However if it is not desirable to store such location data in association with the video frames directly (for example if the video format does not accommodate sufficiently large metadata fields, or to preserve video server capacity, or maintain compatibility with other devices) then the location data may be separately stored (for example in the pre-processor 100 or a cueing unit 300), associated with the universal time code and/or frame number, and the stream ID of the relevant video frame.

Alternatively, the location data may not be explicitly associated with the video frames, either by the video server 200, the pre-processor 100 or the cueing unit 300. In this case, the video frame corresponding to a location on the race track may be accessed as required, again by virtue of their common reference to the universal clock signals.

Consequently, in an embodiment of the present disclosure, it is possible to select a video frame corresponding to the particular location of a particular car on the track for a particular lap, by selecting the appropriate video stream and the appropriate location and lap, obtaining the universal time stamp associated with the location and lap and using this to obtain the relevant video frame in the selected video stream that has the corresponding time stamp.

In an embodiment of the present disclosure, the cueing unit 300 is operable to perform such a selection. When a lap, location and camera are selected, the cueing unit accesses the associated time stamp (recorded either in the cueing unit, pre-processor or video server as described previously) and then accesses the corresponding video frame in the selected camera stream from the video server.

In an embodiment of the present disclosure, where the video frames have been encoded (for example using MPEG 2 or a similar scheme employing inter-frame prediction) then if the relevant frame is a so-called P or B frame or equivalent, then the cueing unit is operable to access the preceding or following frames required to reconstruct the selected video frame and commence playback from that frame.
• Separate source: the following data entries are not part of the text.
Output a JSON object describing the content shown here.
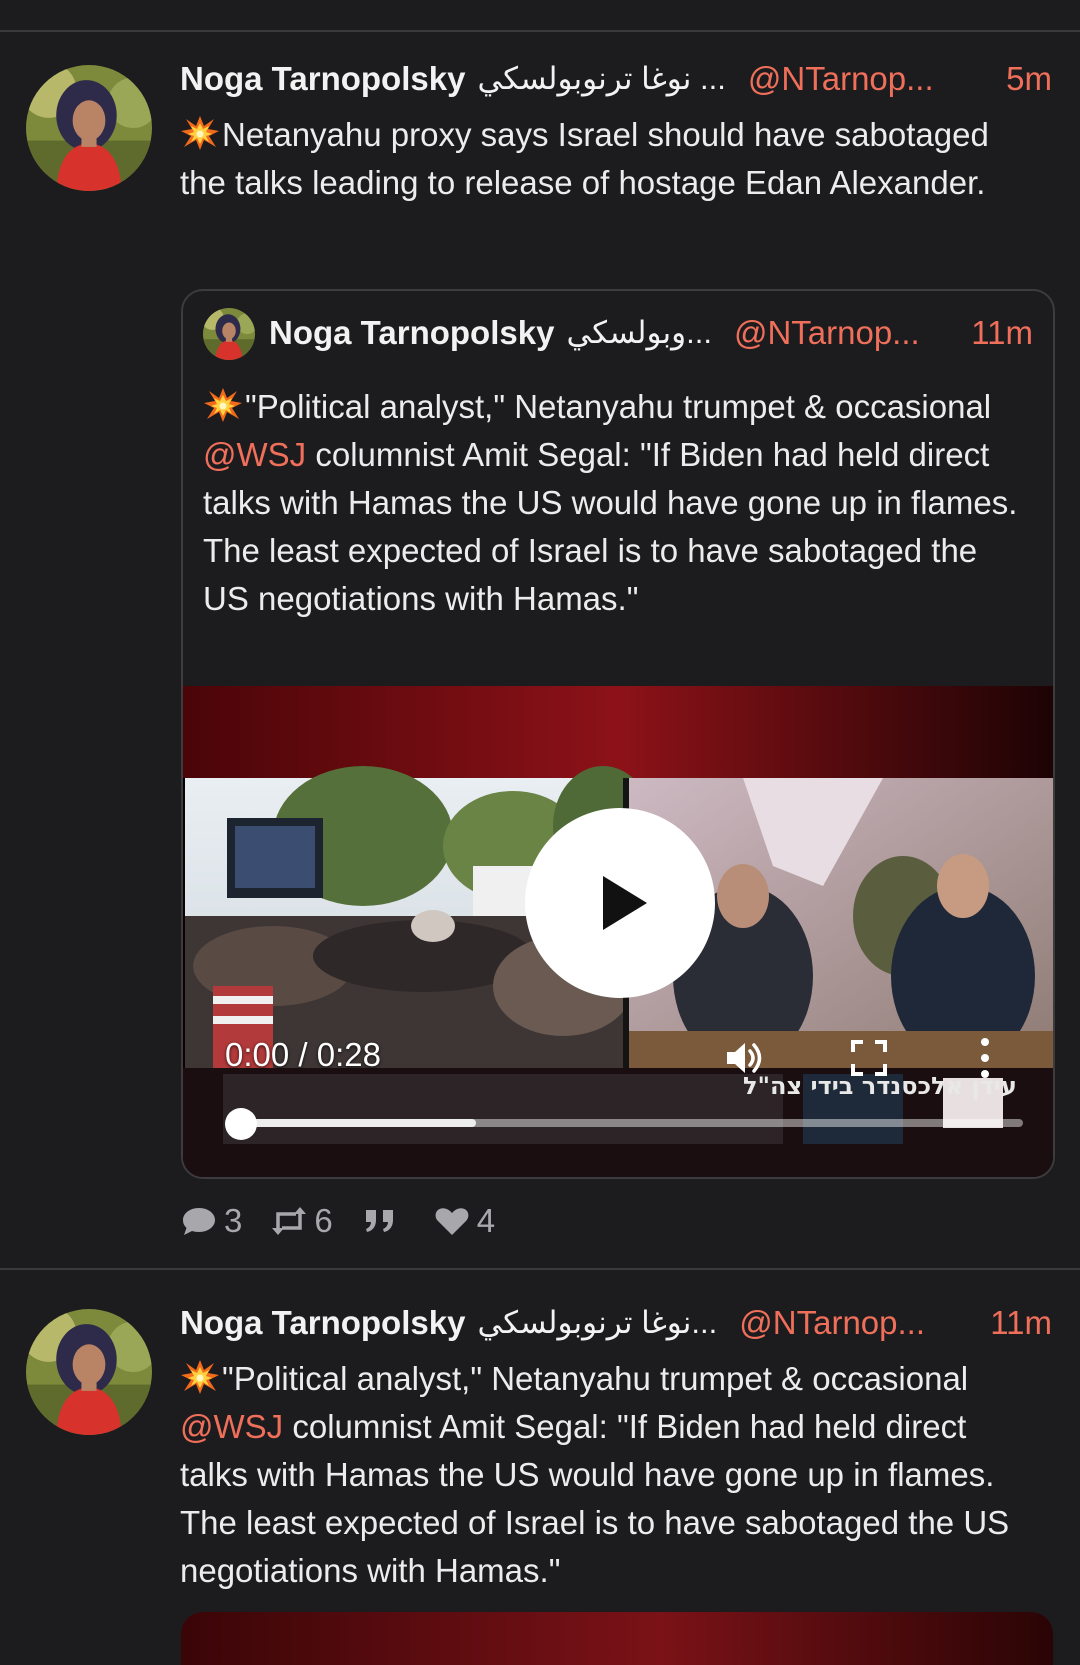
{
  "posts": [
    {
      "author": "Noga Tarnopolsky",
      "author_rtl": "... نوغا ترنوبولسكي",
      "handle": "@NTarnop...",
      "time": "5m",
      "text": "Netanyahu proxy says Israel should have sabotaged the talks leading to release of hostage Edan Alexander.",
      "quote": {
        "author": "Noga Tarnopolsky",
        "author_rtl": "...وبولسكي",
        "handle": "@NTarnop...",
        "time": "11m",
        "text_before": "\"Political analyst,\" Netanyahu trumpet & occasional ",
        "mention": "@WSJ",
        "text_after": " columnist Amit Segal: \"If Biden had held direct talks with Hamas the US would have gone up in flames. The least expected of Israel is to have sabotaged the US negotiations with Hamas.\"",
        "video": {
          "time_display": "0:00 / 0:28",
          "progress": 0,
          "buffered": 0.3,
          "chyron": "עידן אלכסנדר בידי צה\"ל"
        }
      },
      "stats": {
        "replies": "3",
        "reposts": "6",
        "likes": "4"
      }
    },
    {
      "author": "Noga Tarnopolsky",
      "author_rtl": "...نوغا ترنوبولسكي",
      "handle": "@NTarnop...",
      "time": "11m",
      "text_before": "\"Political analyst,\" Netanyahu trumpet & occasional ",
      "mention": "@WSJ",
      "text_after": " columnist Amit Segal: \"If Biden had held direct talks with Hamas the US would have gone up in flames. The least expected of Israel is to have sabotaged the US negotiations with Hamas.\""
    }
  ],
  "icons": [
    "collision-emoji-icon",
    "reply-icon",
    "repost-icon",
    "quote-icon",
    "heart-icon",
    "play-icon",
    "volume-icon",
    "fullscreen-icon",
    "more-vertical-icon"
  ],
  "colors": {
    "background": "#1c1c1e",
    "accent": "#ef6f5a",
    "text": "#ececec",
    "muted": "#a8a8ac",
    "divider": "#3a3a3c"
  }
}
Referring now again to FIG. 1, in an embodiment of the present disclosure the pre-processor or alternatively the cueing unit may be pre-set with event locations 30A-C. These locations may be defined simply as distances along the track from the reference position, which happen to correspond with positions of interest on the physical track (such as the start/finish line 30A, or difficult bends 30B, C). If the pre-processor comprises a more complex geometric model, then the event locations may be defined with respect to the positions of interest on such a model, as long as these can be correlated with the location data estimated from the telemetry as described previously.

In an embodiment of the present disclosure, the pre-processor or the cueing unit is operable to log the universal time and the driver or car ID for a car when the location data indicates that it has reached an event location. It will be appreciated that if the event location coincides with a track side sensor (such as the starting line 20A, 30A) then the event location will typically be very precisely defined. Meanwhile for other event locations 30B, 30C, the physical accuracy may not be so precise. Nevertheless, to within an accuracy of a few meters or less (depending in part on vehicle speed, wheel slippage and the like), the universal time at which a car reached an event location can be logged for each lap of the race.

Consequently, for respective video streams (and hence respective cars/drivers) the cueing unit can cue the video frames for these event locations by reference to the associated universal time stamp.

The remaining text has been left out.